Core Concepts
GraPhyR, a physics-informed graph neural network framework, can learn to optimize dynamic reconfiguration of power distribution grids to minimize grid losses and satisfy operational constraints.
Abstract
The paper proposes GraPhyR, a physics-informed graph neural network (GNN) framework for dynamic reconfiguration (DyR) of power distribution grids. DyR involves optimizing the grid topology by selecting the open/closed status of switches to minimize power losses while satisfying operational constraints.
The key components of GraPhyR include:
- Modeling switches as gates in the GNN message passing layers to control information flow and represent the physics of power flow through switches.
- Using local predictors to make scalable predictions of power flows, voltages, and switch statuses, rather than a global predictor.
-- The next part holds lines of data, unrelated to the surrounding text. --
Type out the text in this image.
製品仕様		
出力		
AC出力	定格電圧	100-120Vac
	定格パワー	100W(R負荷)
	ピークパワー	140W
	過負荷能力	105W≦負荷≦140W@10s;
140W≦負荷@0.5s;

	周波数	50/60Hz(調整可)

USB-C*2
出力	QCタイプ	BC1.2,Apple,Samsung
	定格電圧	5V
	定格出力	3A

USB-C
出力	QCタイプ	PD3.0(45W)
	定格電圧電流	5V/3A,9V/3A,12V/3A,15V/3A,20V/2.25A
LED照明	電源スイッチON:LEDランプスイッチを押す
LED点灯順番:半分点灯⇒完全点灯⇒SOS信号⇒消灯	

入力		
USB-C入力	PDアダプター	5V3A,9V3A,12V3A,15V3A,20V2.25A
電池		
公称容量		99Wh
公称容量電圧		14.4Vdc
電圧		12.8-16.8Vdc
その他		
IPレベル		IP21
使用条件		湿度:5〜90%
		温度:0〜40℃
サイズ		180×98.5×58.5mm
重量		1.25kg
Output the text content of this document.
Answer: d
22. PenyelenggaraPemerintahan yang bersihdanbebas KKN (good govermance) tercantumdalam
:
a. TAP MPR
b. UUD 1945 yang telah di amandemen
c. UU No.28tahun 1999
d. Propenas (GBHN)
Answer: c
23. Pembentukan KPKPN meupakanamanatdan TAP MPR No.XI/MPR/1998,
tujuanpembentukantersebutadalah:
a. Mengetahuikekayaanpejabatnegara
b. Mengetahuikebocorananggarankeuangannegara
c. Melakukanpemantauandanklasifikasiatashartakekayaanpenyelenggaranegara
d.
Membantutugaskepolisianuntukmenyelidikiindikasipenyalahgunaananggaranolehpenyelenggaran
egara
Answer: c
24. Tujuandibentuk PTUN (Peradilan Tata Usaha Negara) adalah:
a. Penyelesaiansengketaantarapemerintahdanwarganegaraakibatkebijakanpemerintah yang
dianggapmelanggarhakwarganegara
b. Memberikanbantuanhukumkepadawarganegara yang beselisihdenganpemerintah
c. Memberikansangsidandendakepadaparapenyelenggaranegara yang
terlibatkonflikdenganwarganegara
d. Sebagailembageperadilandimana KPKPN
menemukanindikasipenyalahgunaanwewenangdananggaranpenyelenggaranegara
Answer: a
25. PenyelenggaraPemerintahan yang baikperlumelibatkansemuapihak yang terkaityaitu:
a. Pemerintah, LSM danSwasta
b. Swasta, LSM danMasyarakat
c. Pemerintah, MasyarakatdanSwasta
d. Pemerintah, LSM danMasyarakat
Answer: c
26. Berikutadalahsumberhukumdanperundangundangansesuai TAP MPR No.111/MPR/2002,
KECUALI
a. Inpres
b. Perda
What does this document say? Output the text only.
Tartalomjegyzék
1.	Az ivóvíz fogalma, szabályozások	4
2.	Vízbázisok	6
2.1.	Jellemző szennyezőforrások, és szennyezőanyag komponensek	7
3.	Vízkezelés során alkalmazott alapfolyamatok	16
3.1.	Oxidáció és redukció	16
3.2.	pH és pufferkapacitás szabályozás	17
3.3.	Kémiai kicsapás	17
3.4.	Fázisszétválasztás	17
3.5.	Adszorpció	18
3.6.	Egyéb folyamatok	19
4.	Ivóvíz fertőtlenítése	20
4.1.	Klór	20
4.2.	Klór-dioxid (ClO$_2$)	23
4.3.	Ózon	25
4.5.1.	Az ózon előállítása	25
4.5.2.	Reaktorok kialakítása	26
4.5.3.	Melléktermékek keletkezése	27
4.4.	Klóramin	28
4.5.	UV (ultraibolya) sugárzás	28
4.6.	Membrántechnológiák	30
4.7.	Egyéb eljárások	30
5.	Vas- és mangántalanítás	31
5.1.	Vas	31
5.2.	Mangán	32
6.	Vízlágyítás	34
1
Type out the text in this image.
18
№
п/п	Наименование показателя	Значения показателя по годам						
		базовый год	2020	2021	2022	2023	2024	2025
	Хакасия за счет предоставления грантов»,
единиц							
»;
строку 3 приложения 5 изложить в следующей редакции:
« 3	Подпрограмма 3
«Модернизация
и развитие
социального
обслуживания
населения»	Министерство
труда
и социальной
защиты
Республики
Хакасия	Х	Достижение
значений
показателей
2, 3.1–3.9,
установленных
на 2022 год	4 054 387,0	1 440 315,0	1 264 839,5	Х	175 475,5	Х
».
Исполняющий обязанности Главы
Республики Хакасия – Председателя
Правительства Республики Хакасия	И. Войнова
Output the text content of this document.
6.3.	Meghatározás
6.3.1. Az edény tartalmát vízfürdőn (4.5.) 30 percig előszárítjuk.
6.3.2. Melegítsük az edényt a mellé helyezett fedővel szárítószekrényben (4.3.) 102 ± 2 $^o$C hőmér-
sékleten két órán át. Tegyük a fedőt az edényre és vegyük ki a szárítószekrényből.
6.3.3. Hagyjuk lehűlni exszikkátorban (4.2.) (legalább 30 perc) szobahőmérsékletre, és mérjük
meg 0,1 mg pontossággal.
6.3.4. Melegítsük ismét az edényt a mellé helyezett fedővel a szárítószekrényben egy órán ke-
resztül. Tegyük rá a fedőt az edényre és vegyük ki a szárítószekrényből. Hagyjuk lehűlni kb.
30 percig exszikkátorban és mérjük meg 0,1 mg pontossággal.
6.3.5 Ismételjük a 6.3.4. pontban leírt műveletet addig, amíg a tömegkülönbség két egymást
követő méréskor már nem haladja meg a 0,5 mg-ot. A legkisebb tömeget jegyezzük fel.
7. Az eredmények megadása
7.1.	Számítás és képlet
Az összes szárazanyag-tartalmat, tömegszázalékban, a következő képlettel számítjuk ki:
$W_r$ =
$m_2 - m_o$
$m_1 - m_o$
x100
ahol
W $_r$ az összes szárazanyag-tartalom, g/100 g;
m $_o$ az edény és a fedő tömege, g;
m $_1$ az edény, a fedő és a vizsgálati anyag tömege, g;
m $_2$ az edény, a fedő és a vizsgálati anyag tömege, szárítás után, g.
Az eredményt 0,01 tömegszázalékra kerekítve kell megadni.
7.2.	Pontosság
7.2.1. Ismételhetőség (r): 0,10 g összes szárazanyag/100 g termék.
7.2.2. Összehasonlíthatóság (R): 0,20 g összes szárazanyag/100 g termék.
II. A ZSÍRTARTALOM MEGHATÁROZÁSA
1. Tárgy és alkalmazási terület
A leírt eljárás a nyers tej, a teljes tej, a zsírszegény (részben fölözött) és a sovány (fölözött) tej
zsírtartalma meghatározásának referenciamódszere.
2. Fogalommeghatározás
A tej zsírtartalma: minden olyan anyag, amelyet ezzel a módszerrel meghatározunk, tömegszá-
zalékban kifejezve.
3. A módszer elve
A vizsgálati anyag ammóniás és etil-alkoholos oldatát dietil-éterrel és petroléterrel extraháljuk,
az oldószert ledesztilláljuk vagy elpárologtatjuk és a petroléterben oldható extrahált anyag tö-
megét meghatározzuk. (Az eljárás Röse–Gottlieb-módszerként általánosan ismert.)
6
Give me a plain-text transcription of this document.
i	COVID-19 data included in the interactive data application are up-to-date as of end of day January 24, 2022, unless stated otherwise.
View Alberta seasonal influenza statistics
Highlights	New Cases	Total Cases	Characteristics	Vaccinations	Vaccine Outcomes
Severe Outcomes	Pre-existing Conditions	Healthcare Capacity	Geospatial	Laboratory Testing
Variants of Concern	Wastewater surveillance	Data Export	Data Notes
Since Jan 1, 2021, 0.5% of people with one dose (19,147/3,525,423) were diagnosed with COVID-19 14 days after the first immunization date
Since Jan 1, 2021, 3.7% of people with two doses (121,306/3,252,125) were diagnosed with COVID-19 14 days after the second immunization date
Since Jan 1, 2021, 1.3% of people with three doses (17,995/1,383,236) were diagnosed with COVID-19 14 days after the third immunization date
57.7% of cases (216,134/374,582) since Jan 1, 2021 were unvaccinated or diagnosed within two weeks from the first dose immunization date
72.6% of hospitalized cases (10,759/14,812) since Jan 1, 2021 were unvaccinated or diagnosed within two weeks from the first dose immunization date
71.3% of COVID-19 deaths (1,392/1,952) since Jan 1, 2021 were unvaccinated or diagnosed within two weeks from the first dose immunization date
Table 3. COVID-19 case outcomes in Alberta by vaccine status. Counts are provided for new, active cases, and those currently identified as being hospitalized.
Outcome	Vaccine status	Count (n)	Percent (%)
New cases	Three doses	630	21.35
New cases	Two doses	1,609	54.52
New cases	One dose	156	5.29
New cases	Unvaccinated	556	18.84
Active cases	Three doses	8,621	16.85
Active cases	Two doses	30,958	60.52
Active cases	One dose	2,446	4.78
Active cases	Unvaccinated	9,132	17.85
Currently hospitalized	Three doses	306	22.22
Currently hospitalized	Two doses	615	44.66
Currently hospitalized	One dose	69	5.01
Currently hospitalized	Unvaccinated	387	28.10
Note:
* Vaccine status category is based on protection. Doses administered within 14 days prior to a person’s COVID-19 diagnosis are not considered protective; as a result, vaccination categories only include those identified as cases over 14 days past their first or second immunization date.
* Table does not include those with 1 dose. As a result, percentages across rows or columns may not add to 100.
- Embedding the discrete open/closed switch decisions directly within the neural framework using a physics-informed rounding layer.
- Taking the grid topology as an input to the GNN, allowing the framework to adapt to changing grid conditions.
The authors demonstrate that GraPhyR outperforms prior methods in learning to predict near-optimal and feasible solutions for the DyR problem. It also shows the ability to adapt to unseen grid conditions, such as switch failures or maintenance, without retraining. The results highlight the benefits of incorporating domain knowledge and physical constraints directly into the neural architecture.
Stats
The grid topology is described by the number of nodes N, lines M, and switches Msw.
The objective function linearly approximates electric losses as the sum of squared real and reactive power flows.
Power balance, Ohm's law, and switch constraints are enforced as equality and inequality constraints.
Quotes
"To maintain a reliable grid we need fast decision-making algorithms for complex problems like Dynamic Reconfiguration (DyR)."
"The DyR problem is a mixed integer program (MIP) due to the discrete nature of switch decisions. It is well known that MIPs are NP-hard (i.e. cannot be solved in polynomial time) and thus may be computationally intractable for large-scale problems."